There are more characters here, including another potential romance in former high school classmate Albert (Michael Beach), and we haven't even gotten to the two kids, Sarah (Kayli Carter), who's eight months pregnant, and Mark (Charlie Tahan), a recovering drug addict who lies or withholds about so much in his life that his therapist drops him as a patient. Director Brendan Walsh's movie is so busy with so much business around and about these characters that they rarely feel like real people—only broad strokes of eccentricity who exist to keep Wanda on her toes or of bland sincerity who tell Wanda how it is and how she can't see it.

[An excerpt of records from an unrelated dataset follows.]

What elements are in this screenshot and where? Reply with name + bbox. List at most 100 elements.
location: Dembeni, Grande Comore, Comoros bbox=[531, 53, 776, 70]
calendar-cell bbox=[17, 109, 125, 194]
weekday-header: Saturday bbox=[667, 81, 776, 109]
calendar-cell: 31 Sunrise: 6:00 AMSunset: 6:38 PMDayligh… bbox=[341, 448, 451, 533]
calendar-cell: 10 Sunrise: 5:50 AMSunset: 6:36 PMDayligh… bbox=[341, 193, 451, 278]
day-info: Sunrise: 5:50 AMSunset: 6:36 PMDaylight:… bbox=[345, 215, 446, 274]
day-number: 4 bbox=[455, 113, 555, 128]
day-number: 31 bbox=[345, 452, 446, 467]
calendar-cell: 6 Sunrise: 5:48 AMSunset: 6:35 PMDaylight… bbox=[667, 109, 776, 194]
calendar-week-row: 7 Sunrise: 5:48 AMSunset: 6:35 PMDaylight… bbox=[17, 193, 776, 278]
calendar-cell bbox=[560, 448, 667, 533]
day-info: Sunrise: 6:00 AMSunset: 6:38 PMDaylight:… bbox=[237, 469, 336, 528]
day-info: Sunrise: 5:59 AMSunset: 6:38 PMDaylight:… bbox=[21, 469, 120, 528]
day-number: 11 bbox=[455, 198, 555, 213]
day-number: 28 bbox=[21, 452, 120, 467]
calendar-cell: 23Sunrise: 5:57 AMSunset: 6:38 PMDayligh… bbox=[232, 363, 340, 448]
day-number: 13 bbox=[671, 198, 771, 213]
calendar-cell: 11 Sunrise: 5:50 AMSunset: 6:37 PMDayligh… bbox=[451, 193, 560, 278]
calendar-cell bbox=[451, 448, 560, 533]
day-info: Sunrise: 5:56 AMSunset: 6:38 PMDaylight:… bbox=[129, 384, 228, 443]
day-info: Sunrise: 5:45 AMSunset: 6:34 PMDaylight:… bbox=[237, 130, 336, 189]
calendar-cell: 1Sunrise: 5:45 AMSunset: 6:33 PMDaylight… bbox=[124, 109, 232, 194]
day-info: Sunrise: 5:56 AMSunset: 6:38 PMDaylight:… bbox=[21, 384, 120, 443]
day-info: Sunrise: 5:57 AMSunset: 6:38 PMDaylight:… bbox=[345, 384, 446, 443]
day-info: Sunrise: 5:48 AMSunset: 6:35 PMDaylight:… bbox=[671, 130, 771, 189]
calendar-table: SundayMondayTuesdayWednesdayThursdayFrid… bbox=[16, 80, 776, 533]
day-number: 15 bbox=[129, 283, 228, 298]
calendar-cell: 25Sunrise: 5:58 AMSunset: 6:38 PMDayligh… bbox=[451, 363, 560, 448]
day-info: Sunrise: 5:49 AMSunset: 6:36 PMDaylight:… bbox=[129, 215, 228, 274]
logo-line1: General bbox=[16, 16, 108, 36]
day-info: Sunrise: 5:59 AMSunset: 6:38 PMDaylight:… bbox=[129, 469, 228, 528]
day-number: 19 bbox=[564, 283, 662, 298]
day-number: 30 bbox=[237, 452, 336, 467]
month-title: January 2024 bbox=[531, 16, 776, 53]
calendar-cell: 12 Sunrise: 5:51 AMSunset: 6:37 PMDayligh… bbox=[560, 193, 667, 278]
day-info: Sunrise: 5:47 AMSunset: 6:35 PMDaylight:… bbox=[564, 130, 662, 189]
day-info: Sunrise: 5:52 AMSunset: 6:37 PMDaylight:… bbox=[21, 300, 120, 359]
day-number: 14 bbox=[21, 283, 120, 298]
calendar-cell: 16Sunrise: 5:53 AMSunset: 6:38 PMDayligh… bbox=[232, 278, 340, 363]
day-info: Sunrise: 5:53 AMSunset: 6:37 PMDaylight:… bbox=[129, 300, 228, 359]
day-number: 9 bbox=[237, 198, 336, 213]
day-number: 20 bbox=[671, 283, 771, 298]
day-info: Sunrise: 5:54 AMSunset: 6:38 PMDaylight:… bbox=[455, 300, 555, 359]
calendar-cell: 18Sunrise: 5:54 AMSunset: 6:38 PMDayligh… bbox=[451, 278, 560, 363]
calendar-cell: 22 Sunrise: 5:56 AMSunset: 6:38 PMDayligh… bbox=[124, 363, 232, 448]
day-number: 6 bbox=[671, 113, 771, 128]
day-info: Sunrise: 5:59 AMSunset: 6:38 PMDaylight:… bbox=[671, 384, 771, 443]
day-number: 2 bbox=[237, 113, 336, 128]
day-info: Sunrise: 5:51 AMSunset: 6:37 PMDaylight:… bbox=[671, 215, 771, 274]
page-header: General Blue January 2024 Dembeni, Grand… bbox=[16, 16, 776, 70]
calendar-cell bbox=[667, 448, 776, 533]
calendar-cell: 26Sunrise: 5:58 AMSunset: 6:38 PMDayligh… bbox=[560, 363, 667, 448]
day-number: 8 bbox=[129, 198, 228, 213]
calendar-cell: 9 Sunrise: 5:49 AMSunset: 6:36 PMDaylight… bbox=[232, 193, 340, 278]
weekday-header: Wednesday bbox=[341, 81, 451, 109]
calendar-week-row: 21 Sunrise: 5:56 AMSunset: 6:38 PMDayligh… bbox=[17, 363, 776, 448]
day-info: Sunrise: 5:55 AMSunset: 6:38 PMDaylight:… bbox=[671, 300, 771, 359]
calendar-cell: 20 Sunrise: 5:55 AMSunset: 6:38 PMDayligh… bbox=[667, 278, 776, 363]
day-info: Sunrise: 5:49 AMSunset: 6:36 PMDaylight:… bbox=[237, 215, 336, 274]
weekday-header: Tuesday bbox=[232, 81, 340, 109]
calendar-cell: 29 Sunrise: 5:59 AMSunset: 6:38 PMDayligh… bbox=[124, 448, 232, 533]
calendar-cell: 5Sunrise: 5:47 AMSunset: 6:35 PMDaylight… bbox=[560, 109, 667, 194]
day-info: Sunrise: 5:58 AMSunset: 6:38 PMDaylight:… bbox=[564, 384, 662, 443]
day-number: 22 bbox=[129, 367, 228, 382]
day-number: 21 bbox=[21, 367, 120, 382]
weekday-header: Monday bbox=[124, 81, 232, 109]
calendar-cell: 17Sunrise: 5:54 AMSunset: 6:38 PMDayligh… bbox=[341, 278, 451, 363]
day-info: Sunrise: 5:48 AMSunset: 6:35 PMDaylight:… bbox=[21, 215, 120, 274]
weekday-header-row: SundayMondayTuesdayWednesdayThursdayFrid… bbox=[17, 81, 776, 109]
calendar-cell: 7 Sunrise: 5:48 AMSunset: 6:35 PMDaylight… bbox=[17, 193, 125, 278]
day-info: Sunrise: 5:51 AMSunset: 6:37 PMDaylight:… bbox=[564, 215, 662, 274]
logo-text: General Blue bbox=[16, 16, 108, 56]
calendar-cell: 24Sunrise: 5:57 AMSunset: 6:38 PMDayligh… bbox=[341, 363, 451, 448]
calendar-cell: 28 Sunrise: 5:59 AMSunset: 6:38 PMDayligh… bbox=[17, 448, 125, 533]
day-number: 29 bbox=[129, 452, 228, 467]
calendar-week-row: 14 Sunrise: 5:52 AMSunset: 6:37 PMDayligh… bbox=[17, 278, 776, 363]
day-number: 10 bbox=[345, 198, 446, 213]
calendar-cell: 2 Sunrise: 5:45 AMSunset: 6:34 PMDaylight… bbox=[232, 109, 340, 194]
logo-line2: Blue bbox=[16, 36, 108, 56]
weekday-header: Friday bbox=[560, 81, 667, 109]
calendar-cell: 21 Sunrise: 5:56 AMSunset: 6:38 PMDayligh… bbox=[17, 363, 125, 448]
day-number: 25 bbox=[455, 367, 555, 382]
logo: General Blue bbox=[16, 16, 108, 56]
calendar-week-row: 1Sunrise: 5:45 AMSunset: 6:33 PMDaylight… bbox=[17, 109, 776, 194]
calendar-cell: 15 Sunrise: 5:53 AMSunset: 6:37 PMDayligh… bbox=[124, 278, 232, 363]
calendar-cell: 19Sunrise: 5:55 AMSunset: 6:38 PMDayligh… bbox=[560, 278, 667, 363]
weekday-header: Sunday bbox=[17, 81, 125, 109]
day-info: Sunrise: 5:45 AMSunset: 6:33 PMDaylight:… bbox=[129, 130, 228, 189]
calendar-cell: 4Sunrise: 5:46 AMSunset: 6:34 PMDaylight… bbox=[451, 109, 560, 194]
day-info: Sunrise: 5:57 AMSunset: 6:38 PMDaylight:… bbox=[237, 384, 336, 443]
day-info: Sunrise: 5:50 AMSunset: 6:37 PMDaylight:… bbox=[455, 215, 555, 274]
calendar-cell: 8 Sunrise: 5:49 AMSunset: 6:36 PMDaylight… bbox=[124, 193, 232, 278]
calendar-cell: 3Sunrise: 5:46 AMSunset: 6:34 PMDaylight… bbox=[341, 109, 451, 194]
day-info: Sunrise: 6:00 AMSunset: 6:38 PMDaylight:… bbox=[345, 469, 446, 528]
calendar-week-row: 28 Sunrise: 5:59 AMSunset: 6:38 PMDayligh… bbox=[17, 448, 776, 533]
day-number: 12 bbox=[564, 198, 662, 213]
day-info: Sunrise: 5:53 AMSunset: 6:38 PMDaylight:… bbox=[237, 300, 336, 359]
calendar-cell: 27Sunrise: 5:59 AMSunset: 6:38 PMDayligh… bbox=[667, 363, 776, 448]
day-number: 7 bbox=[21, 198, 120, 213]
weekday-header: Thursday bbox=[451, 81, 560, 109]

The movie, then, isn't really about its characters, except the one thing we know and keep being told about Wanda, since it's more about how many complications Wanda will have to navigate and messes she'll have to clean up for someone else. There are plenty, including Grace needing a ride home from the casino in the middle of the night, Mark being arrested after lying about his current living and job situations, and, since almost no movie with a pregnant character can resist it, a race to the hospital when Sarah's water breaks at an inconvenient time and place. A lot of this is played for laughs, too, which makes much of it as contrived as a comedy as it is as a character study.

The quieter moments, when Wanda does have to confront how much of her life is devoted to other people and Falco reveals more than just the character's ability to maneuver all of the problems, are few and far between. I'll Be Right There never feels engaged with the character, though, because it keeps coming up with reasons to show us only one real quality about her.